Date And Time Handling Overview

Functions that manipulates date and time values.

Architectural relationships

The system maintains two clocks:

  • a secure clock that can only be set by kernel code or by an application that has TCB capability. This is a clock that can be used by secure DRM applications.

  • a non-secure clock that can be set by applications that require no specific capability. This is the clock that is used for user-visible time displays.

The non-secure clock is implemented in terms of an offset from the secure clock.

Both the secure time and the non-secure time can be set using the System Static Functions API, and specifically:

Non-secure time

System locale settings, which affect date and time formatting, are set through TLocale in the Locale Settings API.
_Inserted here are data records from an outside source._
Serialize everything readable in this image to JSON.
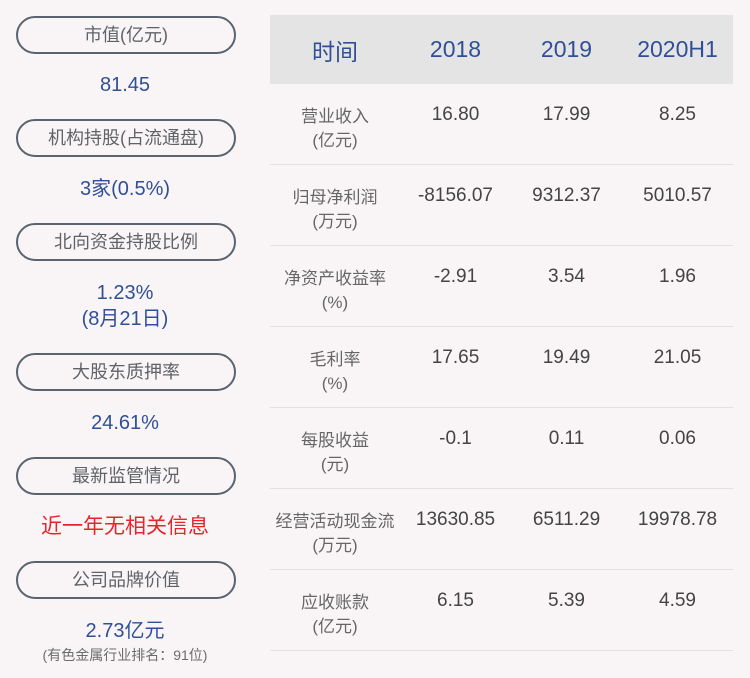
{
  "left_panel": [
    {
      "label": "市值(亿元)",
      "value": "81.45"
    },
    {
      "label": "机构持股(占流通盘)",
      "value": "3家(0.5%)"
    },
    {
      "label": "北向资金持股比例",
      "value": "1.23%",
      "value2": "(8月21日)"
    },
    {
      "label": "大股东质押率",
      "value": "24.61%"
    },
    {
      "label": "最新监管情况",
      "value": "近一年无相关信息"
    },
    {
      "label": "公司品牌价值",
      "value": "2.73亿元",
      "note": "(有色金属行业排名：91位)"
    }
  ],
  "table": {
    "headers": [
      "时间",
      "2018",
      "2019",
      "2020H1"
    ],
    "rows": [
      {
        "label": "营业收入",
        "unit": "(亿元)",
        "values": [
          "16.80",
          "17.99",
          "8.25"
        ]
      },
      {
        "label": "归母净利润",
        "unit": "(万元)",
        "values": [
          "-8156.07",
          "9312.37",
          "5010.57"
        ]
      },
      {
        "label": "净资产收益率",
        "unit": "(%)",
        "values": [
          "-2.91",
          "3.54",
          "1.96"
        ]
      },
      {
        "label": "毛利率",
        "unit": "(%)",
        "values": [
          "17.65",
          "19.49",
          "21.05"
        ]
      },
      {
        "label": "每股收益",
        "unit": "(元)",
        "values": [
          "-0.1",
          "0.11",
          "0.06"
        ]
      },
      {
        "label": "经营活动现金流",
        "unit": "(万元)",
        "values": [
          "13630.85",
          "6511.29",
          "19978.78"
        ]
      },
      {
        "label": "应收账款",
        "unit": "(亿元)",
        "values": [
          "6.15",
          "5.39",
          "4.59"
        ]
      }
    ]
  },
  "colors": {
    "accent": "#2f4f98",
    "alert": "#e4262c",
    "header_bg": "#e5e4e5",
    "background": "#f9f5f6"
  }
}
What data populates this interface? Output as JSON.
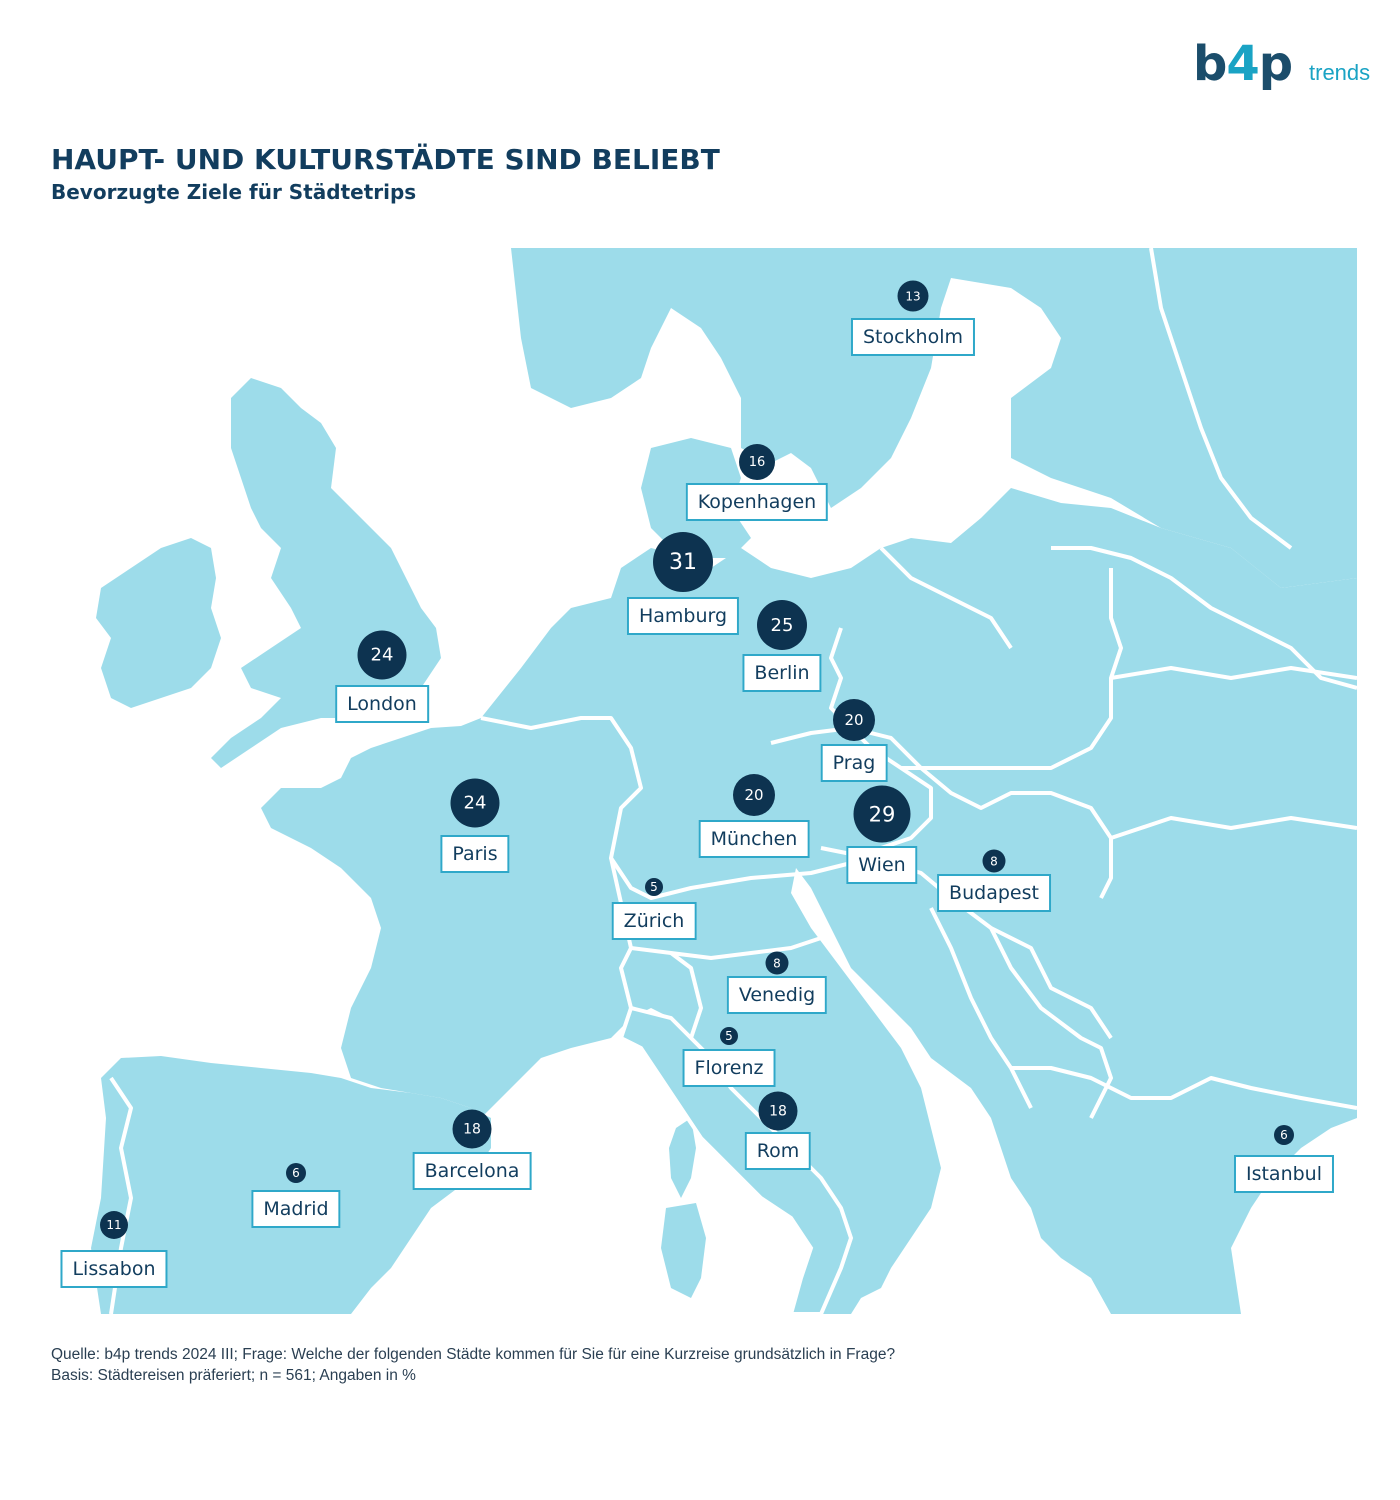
{
  "logo": {
    "brand_left": "b",
    "brand_four": "4",
    "brand_right": "p",
    "brand_suffix": "trends"
  },
  "header": {
    "title": "HAUPT- UND KULTURSTÄDTE SIND BELIEBT",
    "subtitle": "Bevorzugte Ziele für Städtetrips"
  },
  "colors": {
    "land": "#9ddcea",
    "border": "#ffffff",
    "marker": "#0d3350",
    "label_border": "#2fa8c9",
    "title": "#123d5e"
  },
  "cities": [
    {
      "name": "Stockholm",
      "value": 13
    },
    {
      "name": "Kopenhagen",
      "value": 16
    },
    {
      "name": "Hamburg",
      "value": 31
    },
    {
      "name": "Berlin",
      "value": 25
    },
    {
      "name": "London",
      "value": 24
    },
    {
      "name": "Prag",
      "value": 20
    },
    {
      "name": "Paris",
      "value": 24
    },
    {
      "name": "München",
      "value": 20
    },
    {
      "name": "Wien",
      "value": 29
    },
    {
      "name": "Budapest",
      "value": 8
    },
    {
      "name": "Zürich",
      "value": 5
    },
    {
      "name": "Venedig",
      "value": 8
    },
    {
      "name": "Florenz",
      "value": 5
    },
    {
      "name": "Rom",
      "value": 18
    },
    {
      "name": "Barcelona",
      "value": 18
    },
    {
      "name": "Madrid",
      "value": 6
    },
    {
      "name": "Istanbul",
      "value": 6
    },
    {
      "name": "Lissabon",
      "value": 11
    }
  ],
  "footer": {
    "source": "Quelle: b4p trends 2024 III; Frage: Welche der folgenden Städte kommen für Sie für eine Kurzreise grundsätzlich in Frage?",
    "basis": "Basis: Städtereisen präferiert; n = 561; Angaben in %"
  }
}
The API has three key concepts: point in time, time utilities, and time interval.

Point in time

The point in time is a 64-bit integer that represents time as the number of microseconds since midnight on 1st January 0 AD, using a nominal Gregorian calendar. It can be set to the current system time, can have arithmetic and comparison operations performed on it, and can be converted into a string formatted according to the locale and other options.

The main point in time interface is provided by TTime. A support class TDateTime is provided that allows time values to be get and set in an easy-to-use format, such as year, month, day, rather than as an integer.

The time value in a TTime object can be set using either the secure time or the non-secure time.

Time utilities

The time utilities provides miscellaneous time functions, for such things as checking for leap years.

The time utilities interface is provided by Time.

Time interval

The time interval represents a period between two points in time. Time intervals can be added or subtracted, either to or from each other or to or from points in time.

The time interval interface is provided by a base class TTimeIntervalBase and by a family of derived classes for second, minute, hour, etc. intervals. A class outside this hierarchy, TTimeIntervalMicroSeconds, is provided for efficiency reasons (it alone stores its value as a 64-bit number).